Practical Gothic: an Ancestral Meditation

I like to think I grew up in a practical family, but as I get older, I’m realizing the truth is more that I grew up in a family that liked to think it was merely practical.

I’m in the process of working out exactly what to call us. For now, I’m gonna go with Practical Gothic.

My grandparents were Jewish immigrants from Eastern Europe. They got to the United States in the early decades of the last century, just in time to raise their children – my parents and their siblings – during the Great Depression.

Dad’s parents settled in Boston. Mom’s were in Central New York. I never met Dad’s father, a cantor whose poor health prevented him from succeeding in business.

My mother’s father died just before my third birthday. I remember Zaydie. My sister and I used to crawl around on his lap as he lay on his recliner, his legs covered with a blanket. He called us “knaidlach,” the Yiddish word for dumplings. He was 25 when he married my then 14-year-old grandmother, the second-oldest girl in her family.

My grandparents

Bubby & Zaydie, my farming grandparents

My parents were the first in their families to graduate college. Mom’s parents were farmers who hadn’t gone past third grade. She became a teacher. Dad, from a long line of Orthodox rabbis and cantors, went rogue and became a Reform rabbi.

By the time my sister and I showed up, things were pretty much etched in stone.

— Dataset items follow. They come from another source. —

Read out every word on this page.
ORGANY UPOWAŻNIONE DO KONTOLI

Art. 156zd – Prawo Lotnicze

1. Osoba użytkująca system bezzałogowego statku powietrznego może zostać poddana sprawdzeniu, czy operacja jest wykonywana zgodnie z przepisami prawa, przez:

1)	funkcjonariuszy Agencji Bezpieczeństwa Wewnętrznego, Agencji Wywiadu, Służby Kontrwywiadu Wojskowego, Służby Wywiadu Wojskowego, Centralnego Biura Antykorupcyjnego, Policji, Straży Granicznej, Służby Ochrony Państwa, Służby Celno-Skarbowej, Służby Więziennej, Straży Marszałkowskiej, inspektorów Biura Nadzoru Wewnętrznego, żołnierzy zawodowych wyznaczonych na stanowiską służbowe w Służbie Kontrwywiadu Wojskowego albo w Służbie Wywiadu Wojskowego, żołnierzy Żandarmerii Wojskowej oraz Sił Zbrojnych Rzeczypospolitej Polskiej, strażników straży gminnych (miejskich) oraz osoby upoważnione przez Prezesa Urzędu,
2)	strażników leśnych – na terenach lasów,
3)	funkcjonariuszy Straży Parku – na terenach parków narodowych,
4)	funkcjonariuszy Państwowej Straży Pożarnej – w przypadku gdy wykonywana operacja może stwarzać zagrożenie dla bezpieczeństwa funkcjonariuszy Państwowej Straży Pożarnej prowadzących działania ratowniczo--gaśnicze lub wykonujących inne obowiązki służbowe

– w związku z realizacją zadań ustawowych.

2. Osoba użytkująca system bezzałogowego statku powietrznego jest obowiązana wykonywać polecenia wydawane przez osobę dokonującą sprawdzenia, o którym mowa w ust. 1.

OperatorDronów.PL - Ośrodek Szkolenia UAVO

We were the youngest of Bubby and Zaydie’s 15 grandchildren. The nearby next-ups were four years older than we were. The oldest, Larry, was born 20 years before me.

We spent lots at “the farm” where Mom had grown up. Mom’s older brother and his family lived there, but my uncle had stopped farming and become a photographer. Duke and Penny, the dogs, were the only animals. Calling it a farm made no sense to me, but I was a kid, and no one much cared what I thought.

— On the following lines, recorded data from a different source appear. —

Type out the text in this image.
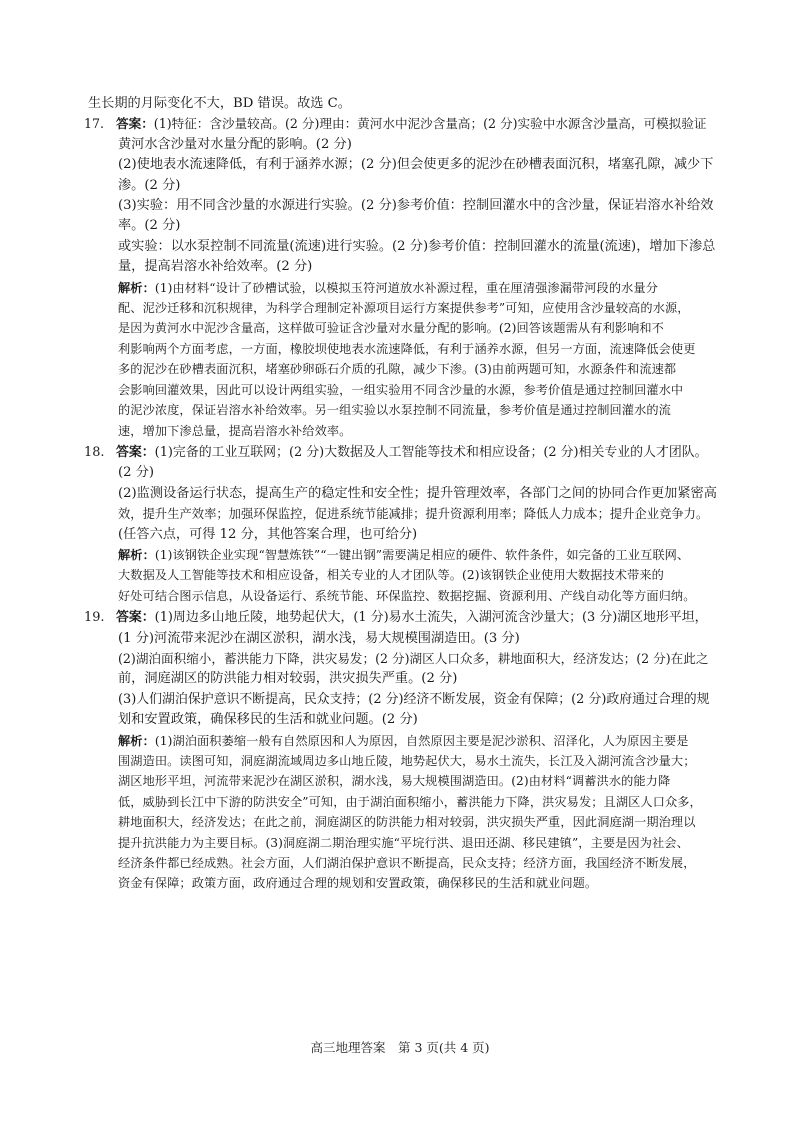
生长期的月际变化不大，BD 错误。故选 C。
17. 答案：(1)特征：含沙量较高。(2 分)理由：黄河水中泥沙含量高；(2 分)实验中水源含沙量高，可模拟验证
黄河水含沙量对水量分配的影响。(2 分)
(2)使地表水流速降低，有利于涵养水源；(2 分)但会使更多的泥沙在砂槽表面沉积，堵塞孔隙，减少下
渗。(2 分)
(3)实验：用不同含沙量的水源进行实验。(2 分)参考价值：控制回灌水中的含沙量，保证岩溶水补给效
率。(2 分)
或实验：以水泵控制不同流量(流速)进行实验。(2 分)参考价值：控制回灌水的流量(流速)，增加下渗总
量，提高岩溶水补给效率。(2 分)
解析：(1)由材料“设计了砂槽试验，以模拟玉符河道放水补源过程，重在厘清强渗漏带河段的水量分
配、泥沙迁移和沉积规律，为科学合理制定补源项目运行方案提供参考”可知，应使用含沙量较高的水源，
是因为黄河水中泥沙含量高，这样做可验证含沙量对水量分配的影响。(2)回答该题需从有利影响和不
利影响两个方面考虑，一方面，橡胶坝使地表水流速降低，有利于涵养水源，但另一方面，流速降低会使更
多的泥沙在砂槽表面沉积，堵塞砂卵砾石介质的孔隙，减少下渗。(3)由前两题可知，水源条件和流速都
会影响回灌效果，因此可以设计两组实验，一组实验用不同含沙量的水源，参考价值是通过控制回灌水中
的泥沙浓度，保证岩溶水补给效率。另一组实验以水泵控制不同流量，参考价值是通过控制回灌水的流
速，增加下渗总量，提高岩溶水补给效率。
18. 答案：(1)完备的工业互联网；(2 分)大数据及人工智能等技术和相应设备；(2 分)相关专业的人才团队。
(2 分)
(2)监测设备运行状态，提高生产的稳定性和安全性；提升管理效率，各部门之间的协同合作更加紧密高
效，提升生产效率；加强环保监控，促进系统节能减排；提升资源利用率；降低人力成本；提升企业竞争力。
(任答六点，可得 12 分，其他答案合理，也可给分)
解析：(1)该钢铁企业实现“智慧炼铁”“一键出钢”需要满足相应的硬件、软件条件，如完备的工业互联网、
大数据及人工智能等技术和相应设备，相关专业的人才团队等。(2)该钢铁企业使用大数据技术带来的
好处可结合图示信息，从设备运行、系统节能、环保监控、数据挖掘、资源利用、产线自动化等方面归纳。
19. 答案：(1)周边多山地丘陵，地势起伏大，(1 分)易水土流失，入湖河流含沙量大；(3 分)湖区地形平坦，
(1 分)河流带来泥沙在湖区淤积，湖水浅，易大规模围湖造田。(3 分)
(2)湖泊面积缩小，蓄洪能力下降，洪灾易发；(2 分)湖区人口众多，耕地面积大，经济发达；(2 分)在此之
前，洞庭湖区的防洪能力相对较弱，洪灾损失严重。(2 分)
(3)人们湖泊保护意识不断提高，民众支持；(2 分)经济不断发展，资金有保障；(2 分)政府通过合理的规
划和安置政策，确保移民的生活和就业问题。(2 分)
解析：(1)湖泊面积萎缩一般有自然原因和人为原因，自然原因主要是泥沙淤积、沼泽化，人为原因主要是
围湖造田。读图可知，洞庭湖流域周边多山地丘陵，地势起伏大，易水土流失，长江及入湖河流含沙量大；
湖区地形平坦，河流带来泥沙在湖区淤积，湖水浅，易大规模围湖造田。(2)由材料“调蓄洪水的能力降
低，威胁到长江中下游的防洪安全”可知，由于湖泊面积缩小，蓄洪能力下降，洪灾易发；且湖区人口众多，
耕地面积大，经济发达；在此之前，洞庭湖区的防洪能力相对较弱，洪灾损失严重，因此洞庭湖一期治理以
提升抗洪能力为主要目标。(3)洞庭湖二期治理实施“平垸行洪、退田还湖、移民建镇”，主要是因为社会、
经济条件都已经成熟。社会方面，人们湖泊保护意识不断提高，民众支持；经济方面，我国经济不断发展，
资金有保障；政策方面，政府通过合理的规划和安置政策，确保移民的生活和就业问题。
高三地理答案　第 3 页(共 4 页)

Half a century later, with more information, I’m lurching toward answers.

The good news is that I have a few. The bad news is that they’ve raised a lot more questions.

My family’s practicality is a fact. My immigrant grandparents worked hard and stressed the value of education. They passed those values on to my parents, and my sister and I have passed them on to our children.

But they passed on a few other less socially acceptable things, too.

Some of those can be traced to money, or, more accurately, its pursuit, and the fallout of its absence. Some of it can be traced to mental illness, which definitely ran in my father’s family.

I’d like to think that that ran in my mother’s family too. Which might seem strange. But it’s so much nicer to imagine that your great-grandfather killed his children, beat his wife and got his oldest daughter pregnant because he was mentally ill and not just evil.

Unless, that is, you’re still figuring out whether to be practical about it all.